Furthermore, this work will pay off ten-fold when the film is made. If you really know your story, you’ll able to communicate it easily to your fans. As a result it will ease the load of marketing and distribution work later on.

Can or will this additional load as a distributor/sales agent wear-off your creative spirit?

I must admit every time I hear this argument, it makes no sense to me. It’s like refusing to take advantage of the internet.

However, it is an entirely different thing to argue that this work takes something away from your creative skills.

Marketing and distribution are foremost, and if anything, a creative indie filmmaking process

If you are creative enough to turn a good story and into an excellent film, you will be just as creatively driven to come up with an original strategy to reach your audience and let it find its way to the communities living online.

Don’t dump the responsibility on the argument that you’re “too creative”. This kind of work depends on your creativity just as much as your film does.

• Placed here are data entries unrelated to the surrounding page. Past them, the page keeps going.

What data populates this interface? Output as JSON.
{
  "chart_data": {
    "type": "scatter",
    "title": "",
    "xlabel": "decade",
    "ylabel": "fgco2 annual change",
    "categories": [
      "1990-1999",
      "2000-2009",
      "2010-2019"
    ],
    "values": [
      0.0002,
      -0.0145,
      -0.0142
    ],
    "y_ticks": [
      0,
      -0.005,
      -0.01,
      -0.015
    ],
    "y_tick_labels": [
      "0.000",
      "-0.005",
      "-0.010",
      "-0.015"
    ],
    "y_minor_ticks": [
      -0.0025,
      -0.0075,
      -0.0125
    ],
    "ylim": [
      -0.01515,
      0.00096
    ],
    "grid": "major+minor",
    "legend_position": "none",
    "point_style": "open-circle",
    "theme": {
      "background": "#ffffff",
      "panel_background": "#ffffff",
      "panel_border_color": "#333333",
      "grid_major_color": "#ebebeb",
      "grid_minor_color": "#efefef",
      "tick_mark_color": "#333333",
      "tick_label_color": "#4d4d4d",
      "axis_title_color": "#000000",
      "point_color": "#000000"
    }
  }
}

Failing marketing and distribution strategies are, often enough, lacking precisely an original creative approach.

All that time and energy invested

In something that –

  • Should not be my responsibility
  • Surpasses my professional scope and skills.
  • Wouldn’t I be better off just relying on a “professional agency”?

Just in case this point is still unclear, yes, marketing and distribution is a lengthy and hard process. So is film production.

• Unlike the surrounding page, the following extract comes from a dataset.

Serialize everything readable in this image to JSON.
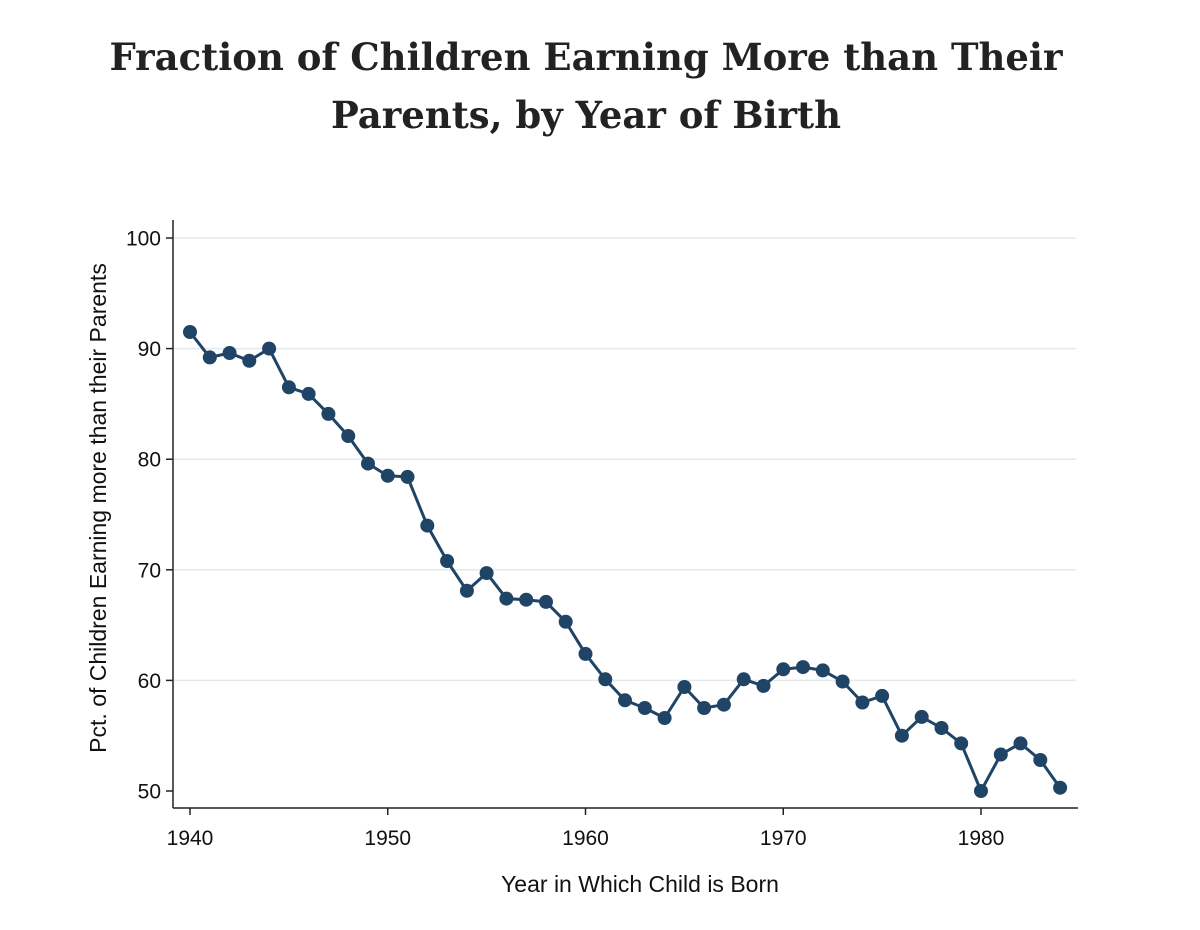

Does that mean you need to take production to a “professional agency”? Obviously, marketing takes skills, but like everything else, these skills can be learned.

Ultimately, the tools are out there, it is only a question of whether you choose to learn how to use them, or not.

A professional agency will not be able to do the same quality work you would do for your own film, for several reasons. First, they have more than one film to focus on; second, they lack your motivation and emotional attachment to fully invest themselves in a lengthy creative campaign; and third, no one knows the project like you do.

You built it from scratch, you know it inside out, you are aware of its strengths, its ordeals, its narrative pulse.

Only you possess this valuable and wholesome creative insight into the product itself.

In short, no one can sell it as you can. They lack your unique, creative, and personal relationship with the material. And that is your most valuable asset.

If you can have an assistant, that would certainly be of great help. But bear in mind you must learn the skills.

Should filmmakers also become distributors/marketers?

I believe it is in our best interest to accept that filmmaking has changed in many ways. As the world we live in changes rapidly, creating stories and storytelling. As the means and channels to communicate, are changing swiftly as well.

This is far from a groundbreaking discovery, let׳s do not forget Hitchcock and Kubrick, major film referents in breaking the box-office with practically every one of their films, both demanded full creative control over their work, this is, from production to exhibition, including marketing and distribution. s

They were both well aware that regardless of the quality of their work, the success of their films highly depended on a successful marketing strategy, and they were not prepared to leave such a key aspect in the hands of strangers.

This was more than half a century ago when online tools were not available for them, but they did take advantage and invest themselves in selling their films in every other possible way. And yet here we are, questioning if we should involve ourselves in this ordeal.